General information
- Location: India
- Coordinates: 11°22′58″N 76°42′17″E﻿ / ﻿11.3829°N 76.7047°E
- Elevation: 2,211 metres (7,254 ft)
- System: Light rail
- Owner: Indian Railways
- Operator: Southern Railway zone
- Line: Nilgiri Mountain Railway
- Platforms: 2
- Connections: Bus

Construction
- Structure type: At-grade
- Parking: Yes
- Cycle facilities: Yes

Other information
- Station code: LOV
- Fare zone: Indian Railways

History
- Opened: 1908; 118 years ago

= Lovedale railway station =

Railway station in Tamil Nadu, India

Lovedale railway station (station code: LOV) is an NSG–6 category Indian railway station in Salem railway division of Southern Railway zone.
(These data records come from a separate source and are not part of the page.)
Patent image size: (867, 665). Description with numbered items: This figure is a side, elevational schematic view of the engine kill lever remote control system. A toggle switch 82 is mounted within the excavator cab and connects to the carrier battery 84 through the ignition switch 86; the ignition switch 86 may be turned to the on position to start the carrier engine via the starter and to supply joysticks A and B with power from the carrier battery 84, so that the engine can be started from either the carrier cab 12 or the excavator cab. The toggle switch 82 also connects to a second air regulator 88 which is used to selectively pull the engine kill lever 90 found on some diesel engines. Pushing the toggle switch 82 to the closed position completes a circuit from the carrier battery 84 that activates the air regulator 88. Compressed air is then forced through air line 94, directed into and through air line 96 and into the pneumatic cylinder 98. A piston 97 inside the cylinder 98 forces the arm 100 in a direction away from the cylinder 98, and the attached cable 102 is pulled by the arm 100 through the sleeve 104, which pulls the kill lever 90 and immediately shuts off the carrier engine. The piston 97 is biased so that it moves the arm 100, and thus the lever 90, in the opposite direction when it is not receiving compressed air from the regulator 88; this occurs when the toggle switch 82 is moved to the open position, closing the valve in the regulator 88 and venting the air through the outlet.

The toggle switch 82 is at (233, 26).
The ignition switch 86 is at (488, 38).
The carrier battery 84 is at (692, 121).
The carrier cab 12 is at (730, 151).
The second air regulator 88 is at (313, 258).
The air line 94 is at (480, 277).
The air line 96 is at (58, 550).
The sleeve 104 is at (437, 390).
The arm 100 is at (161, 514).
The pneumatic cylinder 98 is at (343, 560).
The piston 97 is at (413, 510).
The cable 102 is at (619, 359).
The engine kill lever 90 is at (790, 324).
It is a railway station serving Lovedale, a town located south of Udhagamandalam (Ooty), in the Nilgiris district of Tamil Nadu. A notable tourist attraction, it is one of the stations of the Nilgiri Mountain Railway, built in 1907, and is a UNESCO declared World Heritage Site. It is one of the halts for the historic Ooty passenger. It is maintained and administered by the Southern Railway zone and comes under the Salem railway division. The station code is: LOV.